Breuer: In our criminal justice system, we have to prove beyond a reasonable doubt that you intended to commit a fraud. But when you can't or when we think we can't, there's still many, many important resolutions and options we have.
And that's why there have been civil lawsuits and regulatory action.
Kroft: Do you lack confidence in bringing cases under Sarbanes Oxley?
Breuer: Steve, no-- no one is-- really has accused this Department of Justice or this division or me of lacking confidence. If you look at the prosecutors all over the country, they are bringing record cases, with respect to all kinds of criminal laws. Sarbanes Oxley is a tool, but it's only one tool. We're confident. We follow the facts and the law wherever they take us. And we're bringing every case that we believe can be made.

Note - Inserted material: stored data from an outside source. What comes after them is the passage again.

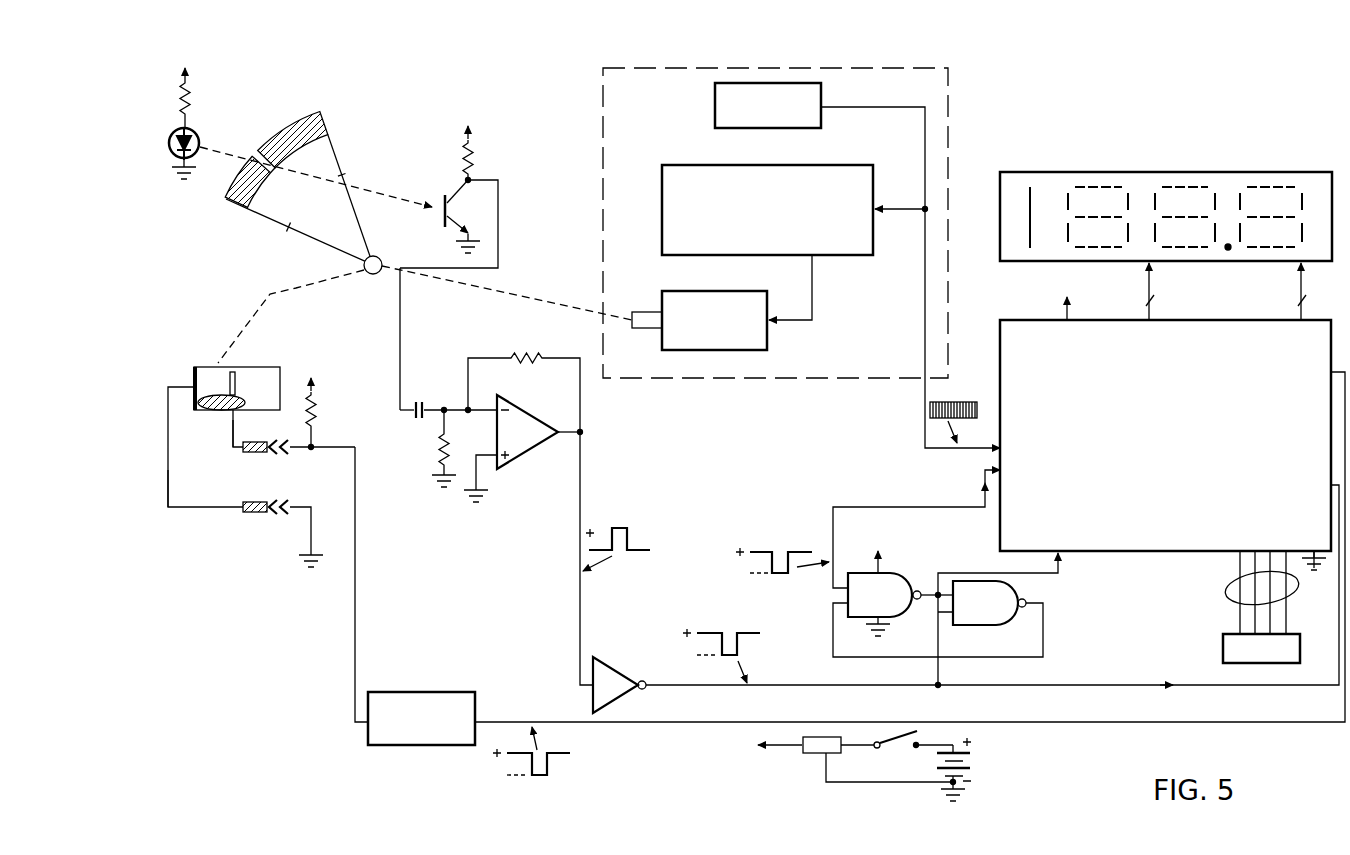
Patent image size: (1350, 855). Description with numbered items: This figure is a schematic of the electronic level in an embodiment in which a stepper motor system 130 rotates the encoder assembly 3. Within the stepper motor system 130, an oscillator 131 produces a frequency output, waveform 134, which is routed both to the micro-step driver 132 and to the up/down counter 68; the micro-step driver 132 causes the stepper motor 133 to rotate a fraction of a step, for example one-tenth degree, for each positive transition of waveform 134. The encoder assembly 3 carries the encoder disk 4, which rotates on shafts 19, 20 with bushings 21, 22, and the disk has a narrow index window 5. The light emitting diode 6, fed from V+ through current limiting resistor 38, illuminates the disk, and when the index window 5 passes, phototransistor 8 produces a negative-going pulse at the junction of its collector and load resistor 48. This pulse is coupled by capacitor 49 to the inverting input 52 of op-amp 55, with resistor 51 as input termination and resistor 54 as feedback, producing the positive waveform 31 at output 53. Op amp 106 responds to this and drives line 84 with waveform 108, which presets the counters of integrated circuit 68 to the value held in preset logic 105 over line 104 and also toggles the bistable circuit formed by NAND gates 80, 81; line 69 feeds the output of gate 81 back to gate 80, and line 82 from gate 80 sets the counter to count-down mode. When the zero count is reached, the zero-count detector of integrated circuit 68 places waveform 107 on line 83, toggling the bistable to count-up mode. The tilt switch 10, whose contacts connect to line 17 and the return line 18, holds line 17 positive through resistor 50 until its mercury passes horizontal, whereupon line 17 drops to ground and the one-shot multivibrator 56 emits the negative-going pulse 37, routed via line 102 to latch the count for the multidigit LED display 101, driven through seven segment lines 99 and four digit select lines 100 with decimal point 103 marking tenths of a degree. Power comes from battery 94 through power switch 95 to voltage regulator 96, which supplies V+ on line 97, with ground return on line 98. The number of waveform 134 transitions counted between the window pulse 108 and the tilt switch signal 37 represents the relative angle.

The encoder assembly 3 is at (267, 222).
The encoder disk 4 is at (323, 112).
The index window 5 is at (277, 171).
The light emitting diode 6 is at (199, 134).
The phototransistor 8 is at (452, 204).
The tilt switch 10 is at (257, 365).
The line 17 is at (236, 455).
The solenoid lead 18 is at (222, 510).
The shaft 19 is at (259, 456).
The shaft 20 is at (259, 516).
The bushing 21 is at (277, 457).
The bushing 22 is at (277, 517).
The positive waveform 31 is at (627, 527).
The negative-going pulse 37 is at (558, 755).
The current limiting resistor 38 is at (191, 87).
The load resistor 48 is at (476, 140).
The capacitor 49 is at (408, 418).
The resistor 50 is at (319, 398).
The resistor 51 is at (437, 448).
The inverting input 52 is at (495, 403).
The output 53 is at (563, 426).
The resistor 54 is at (523, 384).
The operational amplifier 55 is at (529, 442).
The one-shot multivibrator 56 is at (418, 747).
The integrated circuit 68 is at (998, 333).
The line 69 is at (833, 619).
The NAND gate 80 is at (898, 582).
The NAND gate 81 is at (1003, 615).
The line 82 is at (967, 572).
The line 83 is at (898, 505).
The line 84 is at (1061, 682).
The battery 94 is at (965, 762).
The power switch 95 is at (900, 744).
The voltage regulator 96 is at (818, 755).
The line 97 is at (773, 750).
The line 98 is at (297, 572).
The seven segment lines 99 is at (1147, 283).
The digit select lines 100 is at (1300, 283).
The LED display 101 is at (1192, 172).
The line 102 is at (1333, 370).
The decimal point 103 is at (1226, 252).
The line 104 is at (1230, 585).
The preset logic 105 is at (1223, 655).
The op amp 106 is at (608, 678).
The waveform 107 is at (780, 550).
The waveform 108 is at (725, 631).
The stepper motor system 130 is at (950, 108).
The oscillator 131 is at (718, 106).
The micro-step driver 132 is at (845, 256).
The stepper motor 133 is at (768, 339).
The waveform 134 is at (953, 398).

Lanny Breuer says this Justice Department has been as aggressive as any in history. But a recent report on federal prosecutions from a research center at Syracuse University, says the number of cases brought against financial instutions for fraud is at a 20-year low. When we come back, we talk to a whistleblower who was inside Citigroup during the financial meltdown.
If you had looked at the financial statements of the major banks on Wall Street in the weeks leading up to the financial crisis of 2008, you wouldn't have guessed that most of them were about to crumble and require a trillion dollar bailout from the taxpayers. It begs the question did the CEO's of these banks and their chief financial officers withhold critical information from their investors. If they did they can be subject to criminal prosecution under the Sarbanes Oxley Act for knowingly certifying false financial reports and statements about the effectiveness of their internal controls. The Justice Department has not brought a single case against Wall Street executives for violating Sarbanes Oxley, in spite of some compelling evidence. Tonight we take a look at Citigroup beginning with a former vice president, Richard Bowen.
Richard Bowen: There are things that obviously went on in this crisis, and decisions that were made, that people need to be accountable for.
Kroft: Why do you think nothing's been done?
Bowen: I don't know.
Until 2008, Richard Bowen was a senior vice president and chief underwriter in the consumer lending division of Citigroup. He was responsible for evaluating the quality of thousands of mortgages that Citigroup was buying from Countrywide and other mortgage lenders, many of which were bundled into mortgage-backed securities and sold to investors around the world. Bowen's job was to make sure that these mortgages met Citigroup's own standards - no missing paperwork, no signs of fraud, no unqualified borrowers. But in 2006, he discovered that 60 percent of the mortgages he evaluated were defective.
Kroft: Were you surprised at the 60 percent figure?
Bowen: Yes. I was absolutely blown away. This-- this cannot be happening. But it was.
Kroft: And you thought that it was important that the people above you in management knew this?
Bowen: Yes. I did.
Kroft: You told people.
Bowen: I did everything I could, from the way-- in the way of e-mail, weekly reports, meetings, presentations, individual conversations, yes.